A luta de classes no capitalismo, de acordo
com Marx, tende a se acentuar na polarização
social entre burguesia e proletariado, desdobrando-se em uma revolução protagonizada
por estes últimos, na qual se anuncia o futuro
de uma sociedade sem classes. Com a revolução
proletária, instaura-se o socialismo. Conforme
a concepção sociológica marxista, a sociedade
socialista caracteriza-se pela propriedade social
dos meios de produção, pela economia direcionada à satisfação das necessidades do conjunto
da população e pelo governo do proletariado.
Na esfera estritamente política, o socialismo
define-se pela ditadura do proletariado, isto é,
o Estado é controlado pelos proletários, incumbidos de enfrentar as resistências capitalistas e
de organizar a sociedade socialista, removendo
as distinções de classes.
Quando se completa a supressão da divisão
em classes, realizando-se a igualdade social
entre os homens, processa-se a passagem do
socialismo para o comunismo. Nesta sociedade,
segundo as indicações de Marx e Engels em seu
Manifesto do Partido Comunista, verifica-se a
superação da condição alienada pelos homens,
que, tecnologicamente emancipados diante da
natureza e livres de todas as modalidades de
exploração, conjugam trabalho e lazer, efetivando suas mais elevadas possibilidades humanas.
No comunismo, sociedade plena de liberdade
e igualdade, desaparece o poder político institucionalizado no Estado.

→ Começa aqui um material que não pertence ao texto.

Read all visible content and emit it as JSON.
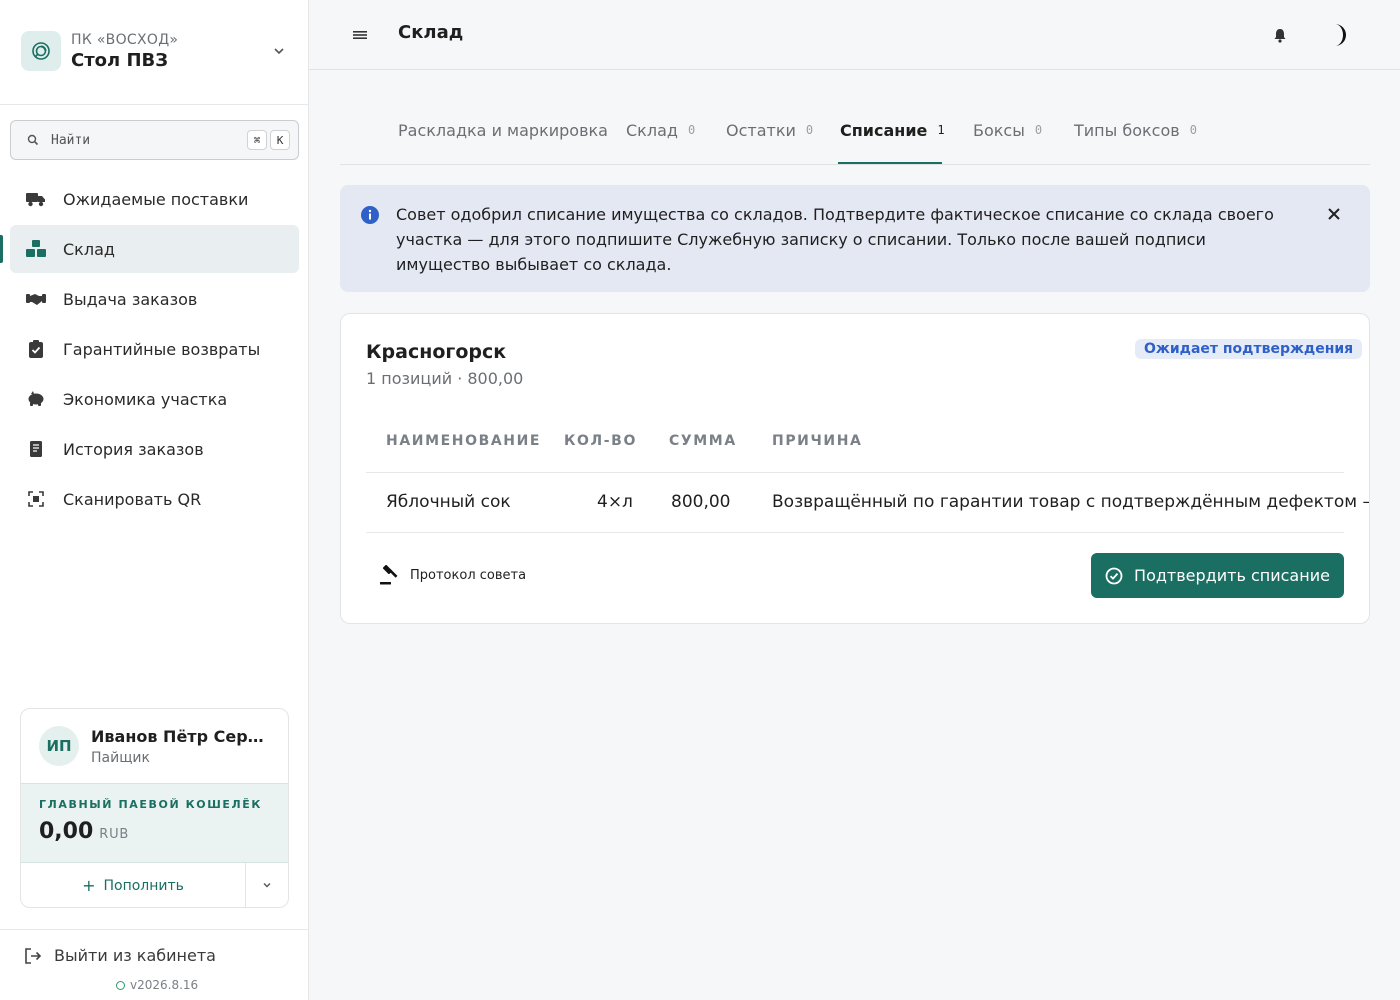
{
  "org": {
    "subtitle": "ПК «ВОСХОД»",
    "title": "Стол ПВЗ"
  },
  "search": {
    "label": "Найти",
    "kbd": [
      "⌘",
      "K"
    ]
  },
  "nav": [
    {
      "label": "Ожидаемые поставки",
      "icon": "truck-icon",
      "active": false
    },
    {
      "label": "Склад",
      "icon": "boxes-icon",
      "active": true
    },
    {
      "label": "Выдача заказов",
      "icon": "handshake-icon",
      "active": false
    },
    {
      "label": "Гарантийные возвраты",
      "icon": "clipboard-check-icon",
      "active": false
    },
    {
      "label": "Экономика участка",
      "icon": "piggy-bank-icon",
      "active": false
    },
    {
      "label": "История заказов",
      "icon": "receipt-icon",
      "active": false
    },
    {
      "label": "Сканировать QR",
      "icon": "qr-scan-icon",
      "active": false
    }
  ],
  "user": {
    "initials": "ИП",
    "name": "Иванов Пётр Сергеевич",
    "role": "Пайщик",
    "wallet_label": "ГЛАВНЫЙ ПАЕВОЙ КОШЕЛЁК",
    "balance": "0,00",
    "currency": "RUB",
    "topup_label": "Пополнить"
  },
  "logout_label": "Выйти из кабинета",
  "version": "v2026.8.16",
  "topbar": {
    "title": "Склад"
  },
  "tabs": [
    {
      "label": "Раскладка и маркировка",
      "count": ""
    },
    {
      "label": "Склад",
      "count": "0"
    },
    {
      "label": "Остатки",
      "count": "0"
    },
    {
      "label": "Списание",
      "count": "1",
      "active": true
    },
    {
      "label": "Боксы",
      "count": "0"
    },
    {
      "label": "Типы боксов",
      "count": "0"
    }
  ],
  "alert": {
    "text": "Совет одобрил списание имущества со складов. Подтвердите фактическое списание со склада своего участка — для этого подпишите Служебную записку о списании. Только после вашей подписи имущество выбывает со склада."
  },
  "card": {
    "title": "Красногорск",
    "subtitle": "1 позиций · 800,00",
    "status": "Ожидает подтверждения",
    "columns": [
      "НАИМЕНОВАНИЕ",
      "КОЛ-ВО",
      "СУММА",
      "ПРИЧИНА"
    ],
    "rows": [
      {
        "name": "Яблочный сок",
        "qty": "4×л",
        "sum": "800,00",
        "reason": "Возвращённый по гарантии товар с подтверждённым дефектом —"
      }
    ],
    "protocol_label": "Протокол совета",
    "confirm_label": "Подтвердить списание"
  },
  "colors": {
    "accent": "#1b6e62",
    "badge_text": "#2e60c8",
    "alert_bg": "#e4e8f3",
    "info": "#2e60c8"
  }
}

Afinal, sendo este
uma expressão de domínio classista, em uma
sociedade na qual não existem as classes sociais,
tem-se, como consequência lógica, a extinção do
Estado e sua completa substituição por formas
diretas de participação política na sociedade.
São essas, portanto, as definições de socialismo e de comunismo na sociologia marxista.

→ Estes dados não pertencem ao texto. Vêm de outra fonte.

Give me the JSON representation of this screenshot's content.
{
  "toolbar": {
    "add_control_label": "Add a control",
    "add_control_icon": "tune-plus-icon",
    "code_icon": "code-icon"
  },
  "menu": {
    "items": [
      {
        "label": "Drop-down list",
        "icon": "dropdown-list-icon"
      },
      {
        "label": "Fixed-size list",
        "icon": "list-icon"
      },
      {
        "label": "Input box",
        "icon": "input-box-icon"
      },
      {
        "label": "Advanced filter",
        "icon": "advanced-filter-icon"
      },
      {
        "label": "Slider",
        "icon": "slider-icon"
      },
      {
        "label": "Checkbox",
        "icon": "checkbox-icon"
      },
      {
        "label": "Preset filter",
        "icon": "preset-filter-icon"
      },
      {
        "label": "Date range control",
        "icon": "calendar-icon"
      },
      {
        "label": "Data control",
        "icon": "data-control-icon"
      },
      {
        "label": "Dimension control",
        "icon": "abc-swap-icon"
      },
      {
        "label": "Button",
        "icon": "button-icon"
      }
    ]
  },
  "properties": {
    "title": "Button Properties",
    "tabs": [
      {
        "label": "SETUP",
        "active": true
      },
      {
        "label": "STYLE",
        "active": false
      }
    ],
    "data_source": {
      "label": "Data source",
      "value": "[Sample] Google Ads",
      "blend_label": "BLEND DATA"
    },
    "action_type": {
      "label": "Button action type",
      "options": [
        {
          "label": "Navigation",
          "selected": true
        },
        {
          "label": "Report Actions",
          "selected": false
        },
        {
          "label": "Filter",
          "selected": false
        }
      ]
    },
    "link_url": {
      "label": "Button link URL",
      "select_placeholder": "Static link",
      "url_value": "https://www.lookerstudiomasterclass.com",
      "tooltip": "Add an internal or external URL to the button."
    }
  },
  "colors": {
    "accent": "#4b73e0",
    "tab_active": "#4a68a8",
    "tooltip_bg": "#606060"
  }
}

Porém, se as ideias de Marx alcançaram notável
influência sobre os acontecimentos históricos
do século XX, deve-se destacar sua absorção
por uma dinâmica histórica que se situa além
de todas as teorias. A esse respeito é sugestiva a
expressão socialismo real, quer dizer, o socialismo como realmente existiu, consideravelmente
diferente do que era teoricamente proposto. E
o mesmo se aplica ao termo países comunistas,
que igualmente passou a designar a realidade
do socialismo, com o Estado não apenas longe
de sua esperada desaparição, como, sobretudo,
cada vez mais onipresente. Em tal comunismo
ou socialismo, em que pesem suas conquistas
sociais, construiu-se um autoritarismo que, nem
ao menos vagamente, assemelha-se à ditadura
do proletariado e à expectativa de uma humanidade livre.